Couches réseau physique et liaison

Dans cette section, nous détaillons le choix de IEEE 802.15.4 comme couches physique et liaison. Ce choix est basé sur le fait qu’il s’agisse de couches standardisées, ouvertes et répandues. Le débit recherché est faible, pour limiter la consommation d’énergie. La portée nécessaire est de l’ordre de cent mètres, afin de pouvoir facilement déployer des nœuds par exemple dans un entrepôt ou une maison. Enfin, nous souhaitons étudier une architecture indépendante des couches physique et liaison : la technologie fournissant ces couches doit permettre d’utiliser des protocoles standards de plus haut niveau pour fournir les couches réseau, transport, application et la sécurité.

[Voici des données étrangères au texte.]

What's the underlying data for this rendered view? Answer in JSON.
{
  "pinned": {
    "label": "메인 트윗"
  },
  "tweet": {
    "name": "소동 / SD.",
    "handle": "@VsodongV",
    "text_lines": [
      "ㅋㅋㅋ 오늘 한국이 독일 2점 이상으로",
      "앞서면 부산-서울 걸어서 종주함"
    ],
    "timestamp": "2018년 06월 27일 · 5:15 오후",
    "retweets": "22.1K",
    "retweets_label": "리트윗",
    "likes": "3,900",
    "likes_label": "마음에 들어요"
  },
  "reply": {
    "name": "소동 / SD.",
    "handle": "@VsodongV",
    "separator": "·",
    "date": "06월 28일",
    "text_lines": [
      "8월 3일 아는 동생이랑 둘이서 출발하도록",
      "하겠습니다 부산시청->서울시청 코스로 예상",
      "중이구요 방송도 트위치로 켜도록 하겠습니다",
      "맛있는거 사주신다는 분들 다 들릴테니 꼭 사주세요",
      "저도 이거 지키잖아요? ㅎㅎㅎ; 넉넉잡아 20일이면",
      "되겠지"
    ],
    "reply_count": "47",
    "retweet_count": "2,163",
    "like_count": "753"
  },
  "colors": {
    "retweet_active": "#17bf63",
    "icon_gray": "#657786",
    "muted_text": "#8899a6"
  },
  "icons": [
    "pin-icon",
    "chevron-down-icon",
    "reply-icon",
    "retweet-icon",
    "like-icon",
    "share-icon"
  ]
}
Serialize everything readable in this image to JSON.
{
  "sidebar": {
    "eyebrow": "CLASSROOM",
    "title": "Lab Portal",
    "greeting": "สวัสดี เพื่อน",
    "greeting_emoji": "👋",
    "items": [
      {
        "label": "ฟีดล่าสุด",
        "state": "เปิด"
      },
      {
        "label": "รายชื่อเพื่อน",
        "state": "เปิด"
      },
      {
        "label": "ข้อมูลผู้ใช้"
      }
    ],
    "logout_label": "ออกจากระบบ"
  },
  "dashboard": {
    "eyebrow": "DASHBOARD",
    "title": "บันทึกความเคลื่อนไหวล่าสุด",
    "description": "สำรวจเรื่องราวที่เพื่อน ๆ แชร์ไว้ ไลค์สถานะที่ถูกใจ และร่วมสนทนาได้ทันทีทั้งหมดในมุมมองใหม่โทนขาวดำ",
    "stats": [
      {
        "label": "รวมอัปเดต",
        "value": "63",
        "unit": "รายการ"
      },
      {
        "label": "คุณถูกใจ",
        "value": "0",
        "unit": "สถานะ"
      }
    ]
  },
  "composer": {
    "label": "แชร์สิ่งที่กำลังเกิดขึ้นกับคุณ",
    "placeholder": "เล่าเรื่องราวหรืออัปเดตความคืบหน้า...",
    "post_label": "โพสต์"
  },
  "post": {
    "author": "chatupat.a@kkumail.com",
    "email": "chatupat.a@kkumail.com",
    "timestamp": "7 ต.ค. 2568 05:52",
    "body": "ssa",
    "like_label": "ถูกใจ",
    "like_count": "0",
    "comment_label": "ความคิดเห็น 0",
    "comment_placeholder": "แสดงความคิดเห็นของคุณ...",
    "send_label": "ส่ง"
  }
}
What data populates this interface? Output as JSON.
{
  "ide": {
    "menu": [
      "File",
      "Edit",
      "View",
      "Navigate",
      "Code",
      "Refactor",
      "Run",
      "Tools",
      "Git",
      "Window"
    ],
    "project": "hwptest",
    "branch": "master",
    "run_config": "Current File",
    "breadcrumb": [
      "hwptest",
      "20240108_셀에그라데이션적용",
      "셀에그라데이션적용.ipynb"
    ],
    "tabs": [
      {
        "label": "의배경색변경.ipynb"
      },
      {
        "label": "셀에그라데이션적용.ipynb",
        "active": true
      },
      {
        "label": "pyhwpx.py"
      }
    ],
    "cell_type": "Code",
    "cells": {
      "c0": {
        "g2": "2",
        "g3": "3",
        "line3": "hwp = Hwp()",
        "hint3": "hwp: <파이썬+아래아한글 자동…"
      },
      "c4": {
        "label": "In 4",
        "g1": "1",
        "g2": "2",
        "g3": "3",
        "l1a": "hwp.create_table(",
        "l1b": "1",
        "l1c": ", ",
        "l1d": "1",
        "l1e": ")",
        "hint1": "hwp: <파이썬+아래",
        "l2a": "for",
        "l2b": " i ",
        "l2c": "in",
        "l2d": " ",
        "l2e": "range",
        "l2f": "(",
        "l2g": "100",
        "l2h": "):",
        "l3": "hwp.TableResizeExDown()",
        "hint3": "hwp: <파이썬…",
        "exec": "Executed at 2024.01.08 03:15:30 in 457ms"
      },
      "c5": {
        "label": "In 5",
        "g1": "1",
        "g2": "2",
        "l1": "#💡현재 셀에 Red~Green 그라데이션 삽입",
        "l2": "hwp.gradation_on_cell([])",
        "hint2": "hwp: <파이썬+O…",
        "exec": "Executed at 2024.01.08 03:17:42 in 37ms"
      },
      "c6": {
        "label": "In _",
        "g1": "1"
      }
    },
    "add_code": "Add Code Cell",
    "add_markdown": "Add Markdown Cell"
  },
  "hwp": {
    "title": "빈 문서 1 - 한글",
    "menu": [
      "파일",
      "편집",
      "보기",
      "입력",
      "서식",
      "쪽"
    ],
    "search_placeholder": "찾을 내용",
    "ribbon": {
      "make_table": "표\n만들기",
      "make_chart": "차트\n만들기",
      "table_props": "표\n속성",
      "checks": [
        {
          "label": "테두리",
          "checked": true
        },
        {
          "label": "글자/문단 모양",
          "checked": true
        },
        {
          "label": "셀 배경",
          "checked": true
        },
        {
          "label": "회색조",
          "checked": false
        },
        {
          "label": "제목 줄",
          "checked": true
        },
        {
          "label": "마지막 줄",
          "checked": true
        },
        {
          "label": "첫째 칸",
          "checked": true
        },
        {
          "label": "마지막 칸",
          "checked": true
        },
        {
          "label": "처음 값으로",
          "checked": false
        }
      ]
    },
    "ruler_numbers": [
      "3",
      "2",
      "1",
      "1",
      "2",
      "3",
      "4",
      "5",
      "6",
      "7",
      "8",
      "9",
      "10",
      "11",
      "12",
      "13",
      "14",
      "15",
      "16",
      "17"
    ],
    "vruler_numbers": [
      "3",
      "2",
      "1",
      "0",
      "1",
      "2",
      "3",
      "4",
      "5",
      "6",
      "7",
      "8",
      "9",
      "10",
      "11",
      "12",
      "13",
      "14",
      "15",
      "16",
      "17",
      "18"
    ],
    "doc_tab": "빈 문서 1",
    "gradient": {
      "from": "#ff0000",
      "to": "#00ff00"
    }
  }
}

La couche physique permet d’échanger des octets sur un médium (sur un fil, ou dans l’air). Cela se traduit par une carte réseau ou une puce radio, ce que nous retrouvons souvent dans les réseaux contraints. Dans ces réseaux, nous qualifions la radio employée comme « low power radio » [10]. Les problèmes liés à cette couche physique sont nombreux. Par exemple, la distance entre les nœuds et la qualité du lien ne sont pas corrélées : des nœuds proches peuvent avoir une mauvaise communication (un débit faible, voire une absence de connectivité), et inversement pour des nœuds éloignés. De plus, la qualité des liens est très dépendante de l’environnement (humidité, température, nombre de nœuds communiquant, présence humaine, obstacles, etc.). Enfin, l’usage de fréquences dans la bande des 2,4 GHz implique des interférences possibles avec d’autres réseaux, tels que 802.11 (WiFi). La couche liaison apporte l’adressage des nœuds  , et gère le médium partagé. Cette gestion implique de savoir qui peut accéder au médium et quand, de gérer les collisions et les interférences. La couche liaison est également responsable de l’énergie consommée par la radio, qui constitue une part non négligeable de l’énergie d’un objet contraint. Par exemple, si on sait à l’avance qui doit communiquer et à quel moment, les autres nœuds peuvent être éteints. Cette économie d’énergie est importante dans les réseaux avec des objets sur batteries ; certaines technologies annoncent une durée de vie des objets supérieure à 10 ans (comme NB-IoT, EC-GSM-IoT, LoRaWAN) sur une batterie modeste (équivalente à deux piles AAA).

6LoWPAN

IPv6 over Low power Wireless Personal Area Networks (6LoWPAN) [15] [16] est une introduction de IPv6 dans les réseaux contraints. 6LoWPAN permet à un routeur de diminuer la taille des en-têtes IP et UDP dans un réseau contraint, les adresses IP utilisées sont donc différentes (plus courtes) que celles utilisées sur un réseau IP non contraint, mais les deux sont compatibles. Les adresses utilisées sont dérivées des adresses de couche liaison de 802.15.4, permettant à 6LoWPAN d’omettre complètement les adresses de l’en-tête IPv6 (car déduite de l’adresse MAC). L’en-tête IP est ainsi réduit jusqu’à 2 octets, et à 20 octets dans le cas le plus défavorable (préfixe du client non connu à l’avance). 6LoWPAN implique une passerelle spécialisée, qui traduit les paquets pour le réseau contraint, appelée « routeur de bordure 6LoWPAN ».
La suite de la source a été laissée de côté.